Consider $sites as an array of Site Object (websites). the getHost()
method will return the site host for example ‘my-host.fr’ without the 'www' consider $statsPerMonth
array explained above
Finally, consider this algorithm:
foreach ($statsPerMonth as $actualMonth => $stats) {
foreach($sites as $site) {
$siteHost = $site->getHost();
foreach ($stats as $row) {
if (strstr($row['1'], $siteHost)) {
if(isset($globalStats[$actualMonth][$siteHost])) {
$globalStats[$actualMonth][$siteHost] = $globalStats[$actualMonth][$siteHost] + $row['2'];
} else {
$globalStats[$actualMonth][$siteHost] = 0;
$globalStats[$actualMonth][$siteHost] = $globalStats[$actualMonth][$siteHost] + $row['2'];
}
}
if(!isset($globalStats[$actualMonth][$siteHost])) {
$globalStats[$actualMonth][$siteHost] = 0;
}
}
}
}
This algorithm returns the $globalStats
array in this form:
array (size=3)
'08' =>
array (size=43)
'carrosserie-la-cascade.reseau-fivestar.fr' => int 1
'audigie-espace-auto.reseau-fivestar.fr' => int 15
'carrosserie-abberis-fivestar.fr' => int 16
'carrosserie-arenales-jonathan.reseau-fivestar.fr' => int 0
'07' =>
array (size=43)
'carrosserie-la-cascade.reseau-fivestar.fr' => int 2
'audigie-espace-auto.reseau-fivestar.fr' => int 20
'carrosserie-abberis-fivestar.fr' => int 0
'carrosserie-arenales-jonathan.reseau-fivestar.fr' => int 4
'06' =>
array (size=43)
'carrosserie-la-cascade.reseau-fivestar.fr' => int 0
'audigie-espace-auto.reseau-fivestar.fr' => int 29
'carrosserie-abberis-fivestar.fr' => int 0
'carrosserie-arenales-jonathan.reseau-fivestar.fr' => int 4
This is exactly what I want but I think we can improve this algorithm to make it more efficient (because the arrays are big). Any ideas about how to make this algorithm better?
-
\$\begingroup\$ Are the sites returned in any specific order? \$\endgroup\$DFord– DFord2014年09月25日 14:49:13 +00:00Commented Sep 25, 2014 at 14:49
1 Answer 1
The innermost loop body can be simplified. Instead of this:
if (strstr($row['1'], $siteHost)) { if(isset($globalStats[$actualMonth][$siteHost])) { $globalStats[$actualMonth][$siteHost] = $globalStats[$actualMonth][$siteHost] + $row['2']; } else { $globalStats[$actualMonth][$siteHost] = 0; $globalStats[$actualMonth][$siteHost] = $globalStats[$actualMonth][$siteHost] + $row['2']; } } if(!isset($globalStats[$actualMonth][$siteHost])) { $globalStats[$actualMonth][$siteHost] = 0; }
I think this is equivalent:
if (strstr($row[1], $siteHost)) {
if (!isset($globalStats[$actualMonth][$siteHost])) {
$globalStats[$actualMonth][$siteHost] = 0;
}
$globalStats[$actualMonth][$siteHost] += $row[2];
}
(I also removed the quotes around the array indexes 1 and 2, I don't think you needed them.)

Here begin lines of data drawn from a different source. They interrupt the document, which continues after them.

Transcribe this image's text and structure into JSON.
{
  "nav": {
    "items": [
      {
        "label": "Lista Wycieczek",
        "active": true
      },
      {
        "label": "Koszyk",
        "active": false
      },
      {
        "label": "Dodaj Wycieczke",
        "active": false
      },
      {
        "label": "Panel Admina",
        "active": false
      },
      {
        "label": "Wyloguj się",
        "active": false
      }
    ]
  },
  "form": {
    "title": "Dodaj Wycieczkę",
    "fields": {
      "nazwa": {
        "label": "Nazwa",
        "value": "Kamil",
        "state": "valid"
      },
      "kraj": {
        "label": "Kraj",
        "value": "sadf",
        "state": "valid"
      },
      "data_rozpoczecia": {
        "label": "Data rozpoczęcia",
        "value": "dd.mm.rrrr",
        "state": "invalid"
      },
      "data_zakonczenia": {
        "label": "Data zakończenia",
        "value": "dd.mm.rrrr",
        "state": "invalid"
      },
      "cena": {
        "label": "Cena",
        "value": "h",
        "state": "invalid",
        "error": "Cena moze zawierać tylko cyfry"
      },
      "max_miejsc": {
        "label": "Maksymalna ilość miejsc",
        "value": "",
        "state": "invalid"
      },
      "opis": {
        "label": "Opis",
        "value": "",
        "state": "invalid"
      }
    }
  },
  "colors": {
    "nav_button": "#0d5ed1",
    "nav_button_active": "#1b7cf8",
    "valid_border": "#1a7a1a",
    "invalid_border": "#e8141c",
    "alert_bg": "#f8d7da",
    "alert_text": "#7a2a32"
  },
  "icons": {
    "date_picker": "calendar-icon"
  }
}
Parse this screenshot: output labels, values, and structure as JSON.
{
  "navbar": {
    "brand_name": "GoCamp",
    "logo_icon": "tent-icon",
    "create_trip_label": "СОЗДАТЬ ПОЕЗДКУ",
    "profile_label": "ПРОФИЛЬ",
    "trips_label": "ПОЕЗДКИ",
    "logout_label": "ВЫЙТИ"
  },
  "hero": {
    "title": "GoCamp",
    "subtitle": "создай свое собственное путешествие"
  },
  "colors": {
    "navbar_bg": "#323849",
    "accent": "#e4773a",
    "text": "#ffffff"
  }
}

But the bigger improvement will be to cur out the foreach($sites as $site)
loop. Think about it, for each site on your list, you re-process all the arrays for the given month. It would be better to process the stats only once. For this you will need a helper function getCanonicalSiteName
that will give you, for example, audigie-espace-auto.reseau-fivestar.fr
for both audigie-espace-auto.reseau-fivestar.fr
and www.audigie-espace-auto.reseau-fivestar.fr
in the processed array. Something like this (untested):
foreach ($statsPerMonth as $actualMonth => $stats) {
foreach ($stats as $row) {
$siteHost = getCanonicalSiteName($row[1]);
if (!isset($globalStats[$actualMonth][$siteHost])) {
$globalStats[$actualMonth][$siteHost] = 0;
}
$globalStats[$actualMonth][$siteHost] += $row[2];
}
}